I approach the girl. She cowers before me, her tender flesh offering me all the things I’m accustomed to taking, and my instincts start to reassert themselves. The urge to rip and tear surges into my arms and jaw. But then she screams again, and something inside me moves, a feeble moth struggling against a web. In this brief moment of hesitation, still warm with the nectar of a young man’s memories, I make a choice.

I let out a gentle groan and inch towards the girl, trying to force kindness into my dull expression. I am not no one. I am a nine-year-old boy, I am a fifteen-year-old boy, I am—

She throws a knife at my head.

The blade sticks straight into the centre of my forehead and quivers there. But it has penetrated less than an inch, only grazing my frontal lobe. I pull it out and drop it. I hold out my hands, making soft noises through my lips, but I’m helpless. How do I appear unthreatening when her lover’s blood is running down my chin?

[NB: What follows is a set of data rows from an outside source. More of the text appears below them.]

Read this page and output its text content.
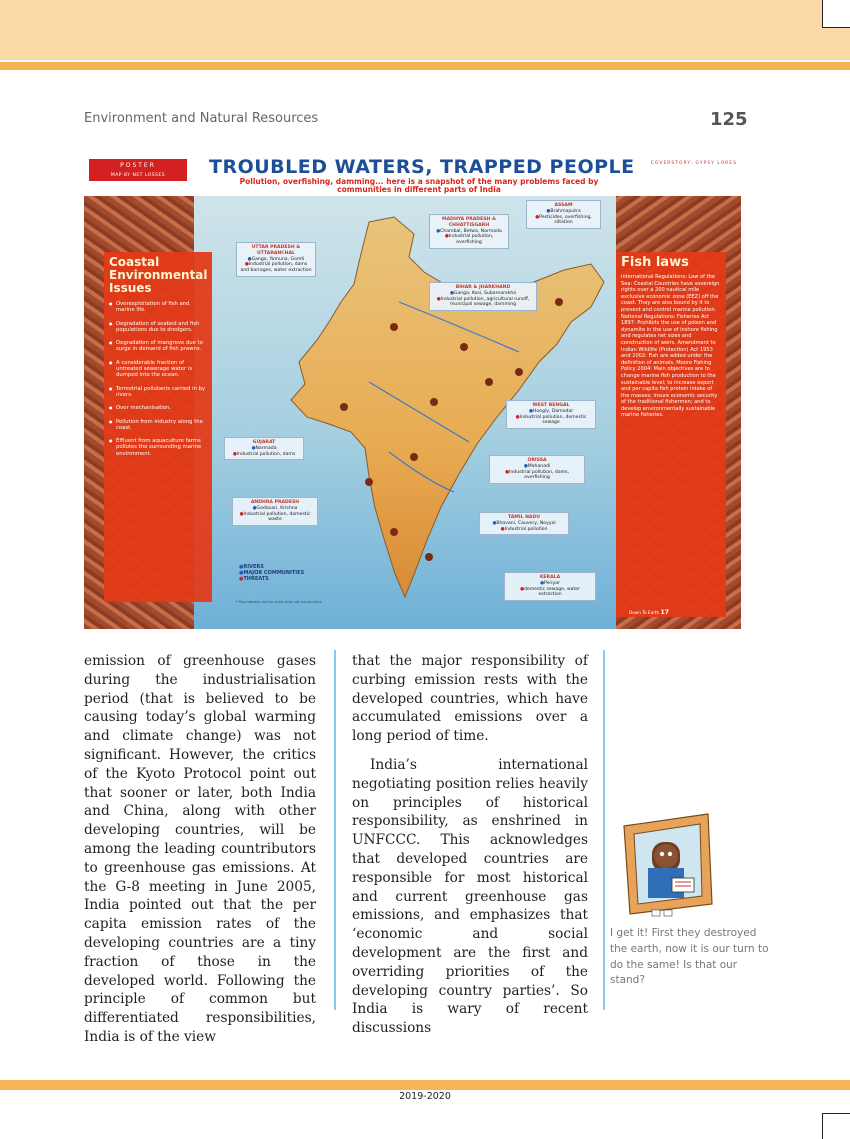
Environment and Natural Resources	125
POSTER
MAP BY NET LOSSES	TROUBLED WATERS, TRAPPED PEOPLE
Pollution, overfishing, damming... here is a snapshot of the many problems faced by communities in different parts of India
COVERSTORY: GYPSY LORES
Coastal Environmental Issues
● Overexploitation of fish and marine life.
● Degradation of seabed and fish populations due to dredgers.
● Degradation of mangrove due to surge in demand of fish prawns.
● A considerable fraction of untreated sewerage water is dumped into the ocean.
● Terrestrial pollutants carried in by rivers.
● Over mechanisation.
● Pollution from industry along the coast.
● Effluent from aquaculture farms pollutes the surrounding marine environment.
Fish laws
International Regulations: Law of the Sea: Coastal Countries have sovereign rights over a 200 nautical mile exclusive economic zone (EEZ) off the coast. They are also bound by it to prevent and control marine pollution. National Regulations: Fisheries Act 1897: Prohibits the use of poison and dynamite in the use of inshore fishing and regulates net sizes and construction of weirs. Amendment to Indian Wildlife (Protection) Act 1953 and 2002: Fish are added under the definition of animals. Moore Fishing Policy 2004: Main objectives are to change marine fish production to the sustainable level; to increase export and per capita fish protein intake of the masses; insure economic security of the traditional fishermen; and to develop environmentally sustainable marine fisheries.
UTTAR PRADESH & UTTARANCHAL
● Ganga, Yamuna, Gomti
● Industrial pollution, dams and barrages, water extraction
MADHYA PRADESH & CHHATTISGARH
● Chambal, Betwa, Narmada
● Industrial pollution, overfishing
ASSAM
● Brahmaputra
● Pesticides, overfishing, siltation
BIHAR & JHARKHAND
● Ganga, Kosi, Subarnarekha
● Industrial pollution, agricultural runoff, municipal sewage, damming
WEST BENGAL
● Hoogly, Damodar
● Industrial pollution, domestic sewage
GUJARAT
● Narmada
● Industrial pollution, dams
ORISSA
● Mahanadi
● Industrial pollution, dams, overfishing
ANDHRA PRADESH
● Godavari, Krishna
● Industrial pollution, domestic waste	TAMIL NADU
● Bhavani, Cauvery, Noyyal
● Industrial pollution
KERALA
● Periyar
● domestic sewage, water extraction
● RIVERS
● MAJOR COMMUNITIES
● THREATS
* Boundaries not to scale and not exhaustive
Down To Earth 17

emission of greenhouse gases during the industrialisation period (that is believed to be causing today’s global warming and climate change) was not significant. However, the critics of the Kyoto Protocol point out that sooner or later, both India and China, along with other developing countries, will be among the leading countributors to greenhouse gas emissions. At the G-8 meeting in June 2005, India pointed out that the per capita emission rates of the developing countries are a tiny fraction of those in the developed world. Following the principle of common but differentiated responsibilities, India is of the view

that the major responsibility of curbing emission rests with the developed countries, which have accumulated emissions over a long period of time.

India’s international negotiating position relies heavily on principles of historical responsibility, as enshrined in UNFCCC. This acknowledges that developed countries are responsible for most historical and current greenhouse gas emissions, and emphasizes that ‘economic and social development are the first and overriding priorities of the developing country parties’. So India is wary of recent discussions

I get it! First they destroyed the earth, now it is our turn to do the same! Is that our stand?
2019-2020
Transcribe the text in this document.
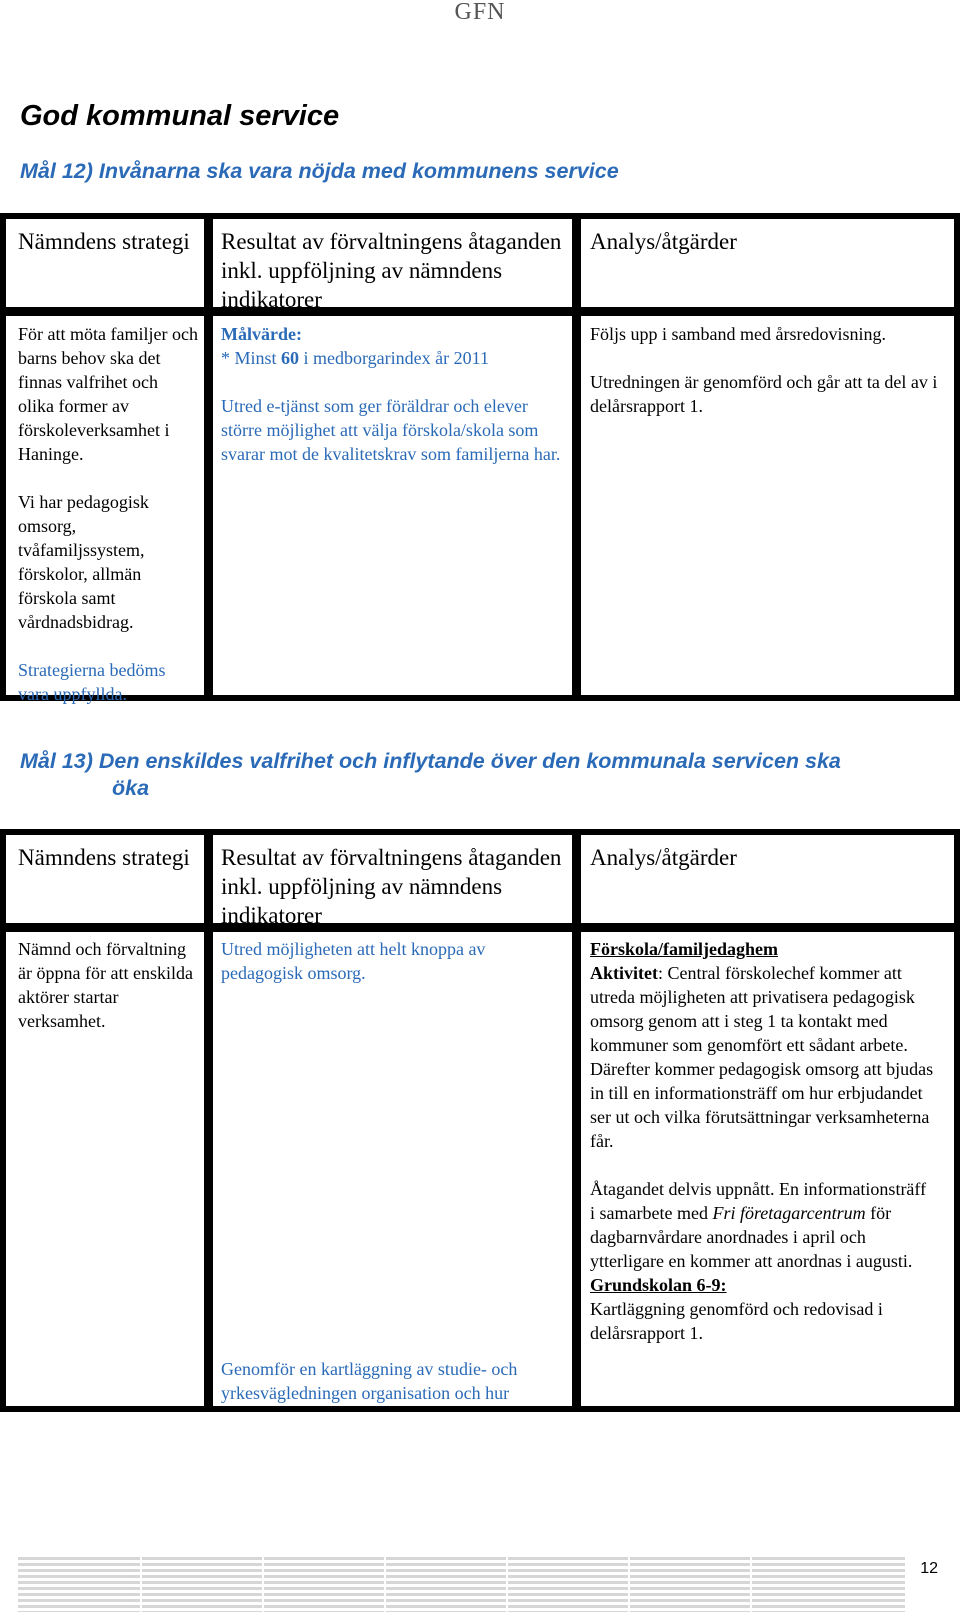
GFN
God kommunal service
Mål 12) Invånarna ska vara nöjda med kommunens service
Nämndens strategi	Resultat av förvaltningens åtaganden inkl. uppföljning av nämndens indikatorer
Analys/åtgärder

För att möta familjer och barns behov ska det finnas valfrihet och olika former av förskoleverksamhet i Haninge.

Vi har pedagogisk omsorg, tvåfamiljssystem, förskolor, allmän förskola samt vårdnadsbidrag.

Strategierna bedöms vara uppfyllda.

Målvärde:

* Minst 60 i medborgarindex år 2011

Utred e-tjänst som ger föräldrar och elever större möjlighet att välja förskola/skola som svarar mot de kvalitetskrav som familjerna har.

Följs upp i samband med årsredovisning.

Utredningen är genomförd och går att ta del av i delårsrapport 1.

Mål 13) Den enskildes valfrihet och inflytande över den kommunala servicen ska
öka
Nämndens strategi	Resultat av förvaltningens åtaganden inkl. uppföljning av nämndens indikatorer
Analys/åtgärder

Nämnd och förvaltning är öppna för att enskilda aktörer startar verksamhet.

Utred möjligheten att helt knoppa av pedagogisk omsorg.
Genomför en kartläggning av studie- och yrkesvägledningen organisation och hur

Förskola/familjedaghem

Aktivitet: Central förskolechef kommer att utreda möjligheten att privatisera pedagogisk omsorg genom att i steg 1 ta kontakt med kommuner som genomfört ett sådant arbete. Därefter kommer pedagogisk omsorg att bjudas in till en informationsträff om hur erbjudandet ser ut och vilka förutsättningar verksamheterna får.

Åtagandet delvis uppnått. En informationsträff i samarbete med Fri företagarcentrum för dagbarnvårdare anordnades i april och ytterligare en kommer att anordnas i augusti.

Grundskolan 6-9:

Kartläggning genomförd och redovisad i delårsrapport 1.

12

I’m just a few feet away from her now. She is fumbling through her jeans for another weapon. Behind me, the Dead are finishing their butchery. Soon they will turn their attention to this dim corner of the room. I take a deep breath.

‘Ju . . . lie,’ I say.

It rolls off my tongue like honey. I feel good just saying it.

Her eyes go wide. She freezes.

‘Julie,’ I say again. I put out my hands. I point at the zombies behind me. I shake my head.

She stares at me, making no sign that she understands. But when I reach out to touch her, she doesn’t move. And she doesn’t stab me.

I reach my free hand into the head-wound of a fallen zombie and collect a palmful of black, lifeless blood. Slowly, with gentle movements, I smear it on her face, down her neck and onto her clothes. She doesn’t even flinch. She is probably catatonic.